Were born into a brightly lit and invasive world, crying babies pulled from the soft, warm, dark wombs of our mothers and thrust into chaos. From the moment of conception, everything about us starts changing, and change never stops until we take our last breath.
Your mind settles into the pattern of your repeating days. How often do we hear “everything changes?” Of course, it does. Between the everyday repetition and the immense change—you deal with life somehow. It is also true that many people hate change even though change is the basis for our lives.
From infancy to the freedom of childhood to trying to live a good adult life all the way through to death, we try to make the most of our lives—our often repetitious and even sometimes humdrum lives. Whether you get up each day at the crack of dawn and work until dinner time then go home to the wife and kids or if you never marry and are always on the move, we have patterned lives. We do the dishes and the laundry, sweep the floor, and feed ourselves in regularly spaced out intervals. We try to keep ourselves feeling good, try to educate ourselves, better ourselves little by little, hurdle over hurdles. We watch the news and the neighbours. We judge and compare and conform. We switch out our wardrobes and move the furniture around in order fight against the monotony. Some of us have children and find it is in their lives that our own are so transformed. All the time, we are consumed with day in and day out repetition.

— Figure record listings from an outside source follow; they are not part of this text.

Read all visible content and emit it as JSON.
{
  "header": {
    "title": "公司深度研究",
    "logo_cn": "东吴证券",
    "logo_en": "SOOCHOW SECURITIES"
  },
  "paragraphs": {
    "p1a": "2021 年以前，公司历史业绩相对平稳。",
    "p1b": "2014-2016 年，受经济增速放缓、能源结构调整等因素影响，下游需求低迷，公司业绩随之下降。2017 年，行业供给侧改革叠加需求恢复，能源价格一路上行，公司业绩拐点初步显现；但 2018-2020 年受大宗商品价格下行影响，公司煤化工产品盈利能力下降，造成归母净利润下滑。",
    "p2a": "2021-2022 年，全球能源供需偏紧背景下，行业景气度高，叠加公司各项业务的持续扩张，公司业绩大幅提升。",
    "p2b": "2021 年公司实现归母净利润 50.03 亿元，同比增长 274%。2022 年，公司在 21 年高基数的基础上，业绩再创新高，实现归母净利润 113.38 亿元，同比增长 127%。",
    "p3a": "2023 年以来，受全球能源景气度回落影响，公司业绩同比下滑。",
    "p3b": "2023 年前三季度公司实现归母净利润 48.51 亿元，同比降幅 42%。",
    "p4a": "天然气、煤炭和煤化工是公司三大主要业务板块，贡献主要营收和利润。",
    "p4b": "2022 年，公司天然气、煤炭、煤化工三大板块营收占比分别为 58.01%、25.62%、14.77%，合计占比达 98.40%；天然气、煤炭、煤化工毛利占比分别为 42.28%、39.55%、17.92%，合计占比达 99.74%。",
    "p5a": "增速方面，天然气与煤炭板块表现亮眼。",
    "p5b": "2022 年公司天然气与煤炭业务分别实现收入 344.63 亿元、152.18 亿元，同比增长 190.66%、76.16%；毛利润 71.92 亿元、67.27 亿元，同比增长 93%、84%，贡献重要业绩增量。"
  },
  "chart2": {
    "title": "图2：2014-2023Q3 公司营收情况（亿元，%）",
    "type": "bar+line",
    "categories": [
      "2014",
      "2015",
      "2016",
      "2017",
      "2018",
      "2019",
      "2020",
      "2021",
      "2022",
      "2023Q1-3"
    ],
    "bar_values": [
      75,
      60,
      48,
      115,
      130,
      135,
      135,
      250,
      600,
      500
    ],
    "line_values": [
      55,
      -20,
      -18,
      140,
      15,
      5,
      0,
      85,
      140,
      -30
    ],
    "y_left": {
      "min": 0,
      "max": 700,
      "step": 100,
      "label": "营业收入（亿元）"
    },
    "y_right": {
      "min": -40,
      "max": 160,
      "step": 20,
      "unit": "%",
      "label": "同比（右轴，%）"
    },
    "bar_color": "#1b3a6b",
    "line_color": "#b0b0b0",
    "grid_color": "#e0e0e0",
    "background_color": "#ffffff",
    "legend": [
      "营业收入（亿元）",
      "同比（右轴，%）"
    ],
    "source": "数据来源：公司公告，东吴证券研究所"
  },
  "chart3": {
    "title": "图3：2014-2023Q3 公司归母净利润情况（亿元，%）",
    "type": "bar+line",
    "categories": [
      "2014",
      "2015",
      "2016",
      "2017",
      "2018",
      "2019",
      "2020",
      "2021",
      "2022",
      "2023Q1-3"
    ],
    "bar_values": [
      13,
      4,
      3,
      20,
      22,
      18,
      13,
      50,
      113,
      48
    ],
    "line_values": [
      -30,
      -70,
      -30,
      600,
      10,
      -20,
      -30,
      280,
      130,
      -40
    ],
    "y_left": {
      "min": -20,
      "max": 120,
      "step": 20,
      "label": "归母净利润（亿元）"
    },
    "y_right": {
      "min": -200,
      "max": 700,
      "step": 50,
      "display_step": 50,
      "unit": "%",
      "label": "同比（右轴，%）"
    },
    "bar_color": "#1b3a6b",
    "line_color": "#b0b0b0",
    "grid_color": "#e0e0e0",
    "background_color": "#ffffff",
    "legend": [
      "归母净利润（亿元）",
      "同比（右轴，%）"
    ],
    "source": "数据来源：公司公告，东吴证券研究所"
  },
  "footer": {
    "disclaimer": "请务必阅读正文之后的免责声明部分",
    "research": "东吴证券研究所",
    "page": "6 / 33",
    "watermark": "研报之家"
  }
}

Many of us only have a short chance at a life of frivolity or spontaneous adventure. How strange the life of a single man and/or woman is and even then, how much rarer is the human who never settles. The gypsy, on the constant move, has always been somewhat taboo. We feel sorry for them. No home to fall back on. But at the same time, we are a little jealous… as we all innately crave freedom. Freedom: the very thing we pride ourselves on as Americans, waving our flags and shouting our points of view into the wind. What we believe, who we believe in, and what is the right way to do it.
And then we eat and do the dishes, and we eat and do them again and all the while, in between, we change. Just think of how often our lives are completely transformed. It seems to me that just about every seven years, our lives are completely overhauled and yet we don’t even notice it as it is happening.